Dat laatste is Elena Ferrante al een forse doorn in het oog. Van publiciteit moet ze niets hebben, aan interviews heeft ze een broertje dood. Al een kwart eeuw houdt de Italiaanse schrijfster haar werkelijke identiteit verborgen. Ze wil niet meedoen aan discussies, prijsuitreikingen en conferenties. Ze laat zich alleen schriftelijk interviewen en dan nog zo spaarzaam mogelijk. ‘Ik geloof dat boeken, als ze geschreven zijn, hun auteurs niet meer nodig hebben’, zo luidt haar standpunt. ‘Als ze (de boeken dus) wat te zeggen hebben, zullen ze vroeg of laat lezers vinden; zo niet, dan niet.’
Een principe dat te eerbiedigen valt, ware het niet dat Ferrante de laatste jaren is uitgegroeid tot een bestsellerauteur van formaat. Ze is zelfs een van de honderd invloedrijkste personen ter wereld, vindt het magazine Time. Tja, dan moet je als journalist wel van heel goede huize komen om de roep om haar doopceel te lichten te kunnen weerstaan. Zeker als je onderzoeksjournalist bent, dan moeten alle principes en standpunten wijken.
Zeker als je onderzoeksjournalist bent,
dan moeten alle principes
en standpunten wijken.
De Italiaanse journalist Claudio Gatti beweert nu zeker te weten wie er achter Ferrante schuilgaat. Voor de nieuwsgierigen onder ons: de Italiaanse vertaalster Anita Raja is volgens Gatti de auteur van onder meer de veelgeprezen Napolitaanse romans. De journalist - ‘ik word betaald om dingen uit te zoeken en antwoorden te verstrekken’ - zegt dat te kunnen afleiden uit de betalingen van Ferrantes uitgeverij aan Raja, die een dramatisch hoge vlucht namen nadat Ferrante in 2014 bij het grote publiek doorbrak. Haar uitgever weigert commentaar te geven op Gatti’s bevindingen. ‘Als iemand met rust wil worden gelaten, dan laat je haar met rust’, aldus de uitgever, die eraan toevoegde: ‘Ze is geen lid van de Camorra of heeft banden met Berlusconi. Ze is een schrijfster en doet verder niemand kwaad.’

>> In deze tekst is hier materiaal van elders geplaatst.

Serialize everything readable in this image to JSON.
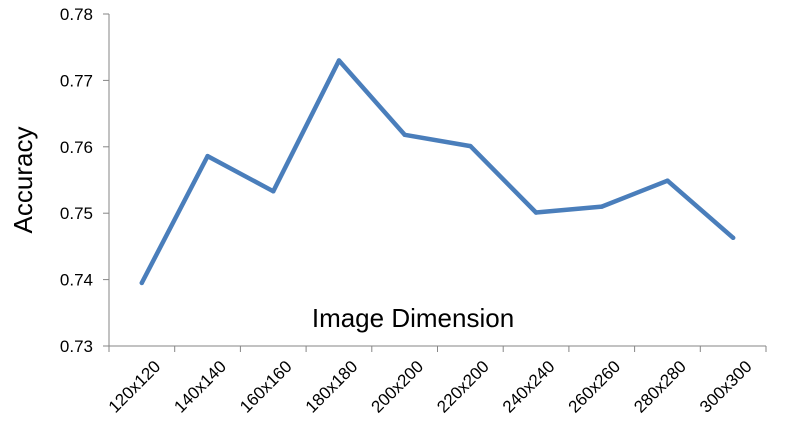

In steeds meer commentaren zie je steun voor het standpunt van Ferrante en haar uitgever. Boodschapper Gatti krijgt de zwartepiet toegeschoven. ‘Wat doet het ertoe wie zij is’, schrijft The Guardian. ‘Ze is ons niets verschuldigd.’ De krant vreest dat Ferrante zo kopschuw wordt dat ze niet meer zal publiceren. Kortom, respect voor het zelfgekozen isolement.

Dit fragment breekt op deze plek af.